Conservative judges on the San Francisco-based court have long used dissents to denials of en banc review to frame the issues and urge the U.S. Supreme Court to take the case, the Daily Journal explains. But University of Pittsburgh law professor Arthur Hellman told the publication that, in the last four months, liberals are increasingly fighting back with concurrences seeking to refute points by dissenters.

The concurring judges may have been emboldened by Judge Marsha Berzon, who complained in a 2006 concurrence that the dissents “sometimes read more like petitions for writ of certiorari than judicial opinions of any stripe.” She complained that Chief Judge Alex Kozinski had accused the majority of “all manner of judicial perfidy” in an environmental case, but he was either “flat wrong” or laboring under a misunderstanding.

Several observers have noted Kozinski's propensity for writing dissents to en banc review denials, characterizing them as "Kozinski cert petitions,” the Daily Journal says.

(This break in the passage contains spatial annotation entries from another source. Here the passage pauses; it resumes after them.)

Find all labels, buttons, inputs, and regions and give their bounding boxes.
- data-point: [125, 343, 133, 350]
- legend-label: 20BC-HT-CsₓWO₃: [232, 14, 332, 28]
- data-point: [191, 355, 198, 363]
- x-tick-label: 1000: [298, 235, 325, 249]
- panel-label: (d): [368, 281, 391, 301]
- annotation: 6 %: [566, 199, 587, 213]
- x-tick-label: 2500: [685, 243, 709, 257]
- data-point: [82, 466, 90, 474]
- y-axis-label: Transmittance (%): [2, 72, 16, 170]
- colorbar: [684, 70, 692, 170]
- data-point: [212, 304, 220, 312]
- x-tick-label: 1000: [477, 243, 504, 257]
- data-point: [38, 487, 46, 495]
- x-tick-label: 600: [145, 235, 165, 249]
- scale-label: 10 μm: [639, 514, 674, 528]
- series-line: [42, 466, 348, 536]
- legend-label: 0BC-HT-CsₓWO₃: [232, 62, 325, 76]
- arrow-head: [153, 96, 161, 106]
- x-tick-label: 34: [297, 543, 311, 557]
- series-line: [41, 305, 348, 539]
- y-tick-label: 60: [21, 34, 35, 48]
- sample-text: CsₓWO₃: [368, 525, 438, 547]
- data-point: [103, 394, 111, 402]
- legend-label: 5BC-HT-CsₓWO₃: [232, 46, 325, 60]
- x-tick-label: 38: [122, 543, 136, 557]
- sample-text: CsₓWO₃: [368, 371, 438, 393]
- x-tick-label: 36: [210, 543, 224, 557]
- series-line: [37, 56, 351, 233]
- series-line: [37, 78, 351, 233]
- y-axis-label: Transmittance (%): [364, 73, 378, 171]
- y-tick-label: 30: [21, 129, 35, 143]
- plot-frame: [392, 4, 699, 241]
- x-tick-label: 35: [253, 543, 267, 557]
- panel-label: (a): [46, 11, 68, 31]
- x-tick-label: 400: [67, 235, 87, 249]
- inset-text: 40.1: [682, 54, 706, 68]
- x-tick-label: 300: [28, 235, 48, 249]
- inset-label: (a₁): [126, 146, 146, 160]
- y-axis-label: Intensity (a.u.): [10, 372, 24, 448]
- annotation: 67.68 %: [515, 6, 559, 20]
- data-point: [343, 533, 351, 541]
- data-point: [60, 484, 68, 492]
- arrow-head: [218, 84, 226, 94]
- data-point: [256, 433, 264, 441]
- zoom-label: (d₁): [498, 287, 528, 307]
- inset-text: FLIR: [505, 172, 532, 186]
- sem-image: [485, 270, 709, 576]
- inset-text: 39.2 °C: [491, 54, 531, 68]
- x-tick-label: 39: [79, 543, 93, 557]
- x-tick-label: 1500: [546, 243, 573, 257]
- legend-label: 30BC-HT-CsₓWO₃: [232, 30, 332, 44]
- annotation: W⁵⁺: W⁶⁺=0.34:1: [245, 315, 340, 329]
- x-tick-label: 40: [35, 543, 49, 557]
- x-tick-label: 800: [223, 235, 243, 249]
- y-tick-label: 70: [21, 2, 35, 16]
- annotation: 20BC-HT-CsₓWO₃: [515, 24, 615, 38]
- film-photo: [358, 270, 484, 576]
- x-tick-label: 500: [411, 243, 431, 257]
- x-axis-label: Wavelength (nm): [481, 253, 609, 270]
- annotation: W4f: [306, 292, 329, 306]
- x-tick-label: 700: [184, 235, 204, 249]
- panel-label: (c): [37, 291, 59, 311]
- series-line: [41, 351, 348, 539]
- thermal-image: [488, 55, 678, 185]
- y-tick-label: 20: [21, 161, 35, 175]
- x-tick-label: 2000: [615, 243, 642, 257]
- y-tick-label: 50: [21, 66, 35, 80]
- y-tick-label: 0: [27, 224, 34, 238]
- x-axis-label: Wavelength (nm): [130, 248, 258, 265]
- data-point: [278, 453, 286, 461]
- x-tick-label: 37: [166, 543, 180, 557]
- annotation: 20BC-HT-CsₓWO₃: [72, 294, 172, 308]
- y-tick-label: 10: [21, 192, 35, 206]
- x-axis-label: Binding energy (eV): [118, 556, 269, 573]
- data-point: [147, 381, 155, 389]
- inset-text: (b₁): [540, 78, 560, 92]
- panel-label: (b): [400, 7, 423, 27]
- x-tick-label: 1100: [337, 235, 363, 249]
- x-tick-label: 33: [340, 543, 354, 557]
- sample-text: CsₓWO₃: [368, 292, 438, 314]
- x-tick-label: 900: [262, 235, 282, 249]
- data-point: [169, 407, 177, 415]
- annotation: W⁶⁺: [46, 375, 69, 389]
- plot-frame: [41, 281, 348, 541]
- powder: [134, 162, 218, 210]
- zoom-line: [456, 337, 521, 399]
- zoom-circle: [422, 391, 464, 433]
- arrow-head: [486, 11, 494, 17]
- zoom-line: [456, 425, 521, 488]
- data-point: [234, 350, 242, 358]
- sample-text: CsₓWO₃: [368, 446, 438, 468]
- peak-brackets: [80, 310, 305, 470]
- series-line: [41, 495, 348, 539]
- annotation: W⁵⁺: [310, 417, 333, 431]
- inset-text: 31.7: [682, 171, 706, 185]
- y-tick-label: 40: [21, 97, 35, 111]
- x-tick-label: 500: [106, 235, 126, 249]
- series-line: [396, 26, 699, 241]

Kozinski’s dissent in the case prompting the protest by Berzon did lead to a Supreme Court reversal, the story says.

But the 9th Circuit dissents may be influencing Supreme Court justices in more ways than one.

Three Supreme Court justices filed dueling concurring and dissenting opinions on Monday when the U.S. Supreme Court denied certiorari in a case contending delayed executions violate the ban on cruel and unusual punishment.